Für die „geistige Ausbildung“ der Arbeiterschaft
Am 3. März 1921 eröffnet in Frankfurt am Main die Akademie der Arbeit, die sich auch heute noch der Erwachsenenbildung von Arbeitnehmern verschreibt. Den Hintergrund dieser Einrichtung stellt hier der sozialdemokratische Jurist Hugo Sinzheimer dar.
Die Akademie der Arbeit.
Von
Hugo Sinzheimer, Frankfurt a. M.
Die Bestrebungen nach der Gründung einer „Akademie der Arbeit“, deren Anregung ein Verdienst des Finanzministers Lüdemann ist, stehen vor ihrem Abschluß. Nachdem sich die freien Gewerkschaften in ihrer letzten Vertretersitzung grundsätzlich zustimmend ausgesprochen haben und auch die anderen Gewerkschaftsrichtungen zur Teilnahme bereit sind, ist das Interesse der gesamten Arbeiterbewegung (Arbeiter und Angestellten) am neuen Bildungsinstitut gesichert und die nötige finanzielle Unterlage für die Teilnahme von Funktionären an seinem Betrieb gefunden. Angesichts dieser Sachlage werden sich Reich und Staat ihrer Pflicht nicht entziehen können, die an sich geringfügige Summe für den Lehrbetrieb, der im Anschluß an die Universität in Frankfurt a. M. stattfinden soll, gemeinschaftlich aufzubringen.
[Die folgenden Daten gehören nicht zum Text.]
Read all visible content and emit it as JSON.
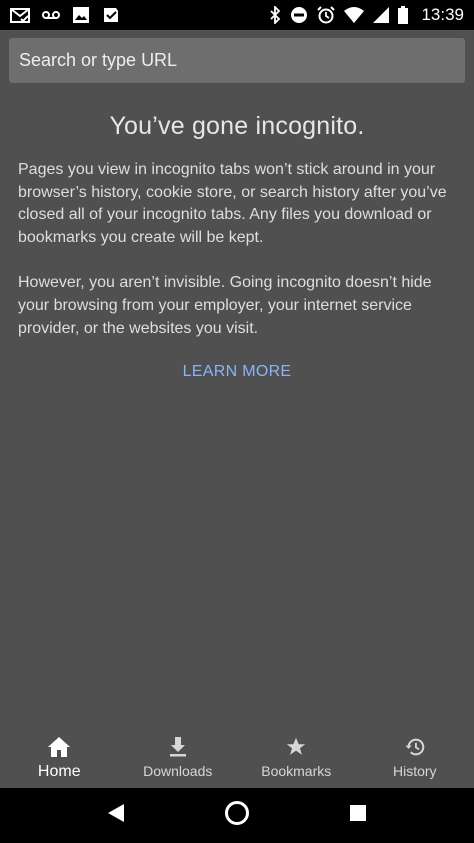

Bis heute liegen trotz aller Verhandlungen noch keine bindenden Erklärungen der Reichs- und Staatsstellen vor. Es ist zu hoffen, daß in der auf den 8. Januar 1921 in Frankfurt anberaumten Sitzung, zu der die betreffenden Reichs- und Staatsstellen ihre Beteiligung zugesagt haben und die Vertreter aller Gewerkschaftsrichtungen, namentlich auch die Studienkommission des Gewerkschaftsbundes, erscheinen werden, endlich solche Erklärungen erfolgen, damit die Akademie der Arbeit im Frühjahr 1921 auch wirklich ins Leben treten kann. Die Arbeiterbewegung hat allen Grund, mit größter Spannung dem Ergebnis dieser Tagung entgegenzusehen.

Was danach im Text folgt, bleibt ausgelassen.